With a Secure Shell (SSH) tunnel established, browse to http://localhost/. This loads the DC/OS web UI and shows information about the cluster, such as used resources, active agents, and running services.

DC/OS UI

Explore the Marathon UI

To see the Marathon UI, browse to http://localhost/Marathon. From this screen, you can start a new container or another application on the Azure Container Service DC/OS cluster. You can also see information about running containers and applications.

Marathon UI

Deploy a Docker-formatted container

To deploy a new container by using Marathon, click the Create Application button, and enter the following information into the form:

Field Value
ID nginx
Image nginx
Network Bridged
Host Port 80
Protocol TCP

New Application UI--General

New Application UI--Docker Container

New Application UI--Ports and Service Discovery

If you want to statically map the container port to a port on the agent, you need to use JSON Mode. To do so, switch the New Application wizard to JSON Mode by using the toggle. Then enter the following under the portMappings section of the application definition. This example binds port 80 of the container to port 80 of the DC/OS agent. You can switch this wizard out of JSON Mode after you make this change.

"hostPort": 80,

New Application UI--port 80 example

The DC/OS cluster is deployed with set of private and public agents. For the cluster to be able to access applications from the Internet, you need to deploy the applications to a public agent. To do so, select the Optional tab of the New Application wizard and enter slave_public for the Accepted Resource Roles.
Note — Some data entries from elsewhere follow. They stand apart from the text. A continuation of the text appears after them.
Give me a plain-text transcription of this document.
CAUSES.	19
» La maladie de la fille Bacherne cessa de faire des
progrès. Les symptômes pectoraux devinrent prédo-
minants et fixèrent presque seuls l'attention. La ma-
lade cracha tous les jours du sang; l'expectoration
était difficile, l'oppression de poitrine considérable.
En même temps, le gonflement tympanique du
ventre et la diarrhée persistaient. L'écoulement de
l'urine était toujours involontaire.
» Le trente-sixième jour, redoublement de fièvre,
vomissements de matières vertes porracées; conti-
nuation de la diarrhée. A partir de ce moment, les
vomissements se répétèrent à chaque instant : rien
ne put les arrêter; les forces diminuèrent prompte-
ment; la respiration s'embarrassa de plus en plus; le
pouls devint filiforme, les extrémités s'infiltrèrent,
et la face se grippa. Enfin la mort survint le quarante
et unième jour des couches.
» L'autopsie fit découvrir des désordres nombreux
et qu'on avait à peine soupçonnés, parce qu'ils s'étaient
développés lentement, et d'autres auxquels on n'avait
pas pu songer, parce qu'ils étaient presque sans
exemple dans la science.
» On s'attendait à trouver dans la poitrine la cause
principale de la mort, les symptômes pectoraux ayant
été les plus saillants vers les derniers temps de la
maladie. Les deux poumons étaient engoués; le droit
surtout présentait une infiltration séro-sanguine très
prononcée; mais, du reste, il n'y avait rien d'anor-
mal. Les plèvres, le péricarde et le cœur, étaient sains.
New Application UI--public agent setting

Back on the Marathon main page, you can see the deployment status for the container.

Marathon main page UI--container deployment status

When you switch back to the DC/OS web UI (http://localhost/), you will see that a task (in this case, a Docker-formatted container) is running on the DC/OS cluster.

DC/OS web UI--task running on the cluster

You can also see the cluster node that the task is running on.

DC/OS web UI--task cluster node

Scale your containers

You can use the Marathon UI to scale the instance count of a container. To do so, navigate to the Marathon page, select the container that you want to scale, and click the Scale button. In the Scale Application dialog box, enter the number of container instances that you want, and select Scale Application.

Marathon UI--Scale Application dialog box

After the scale operation finishes, you will see multiple instances of the same task spread across DC/OS agents.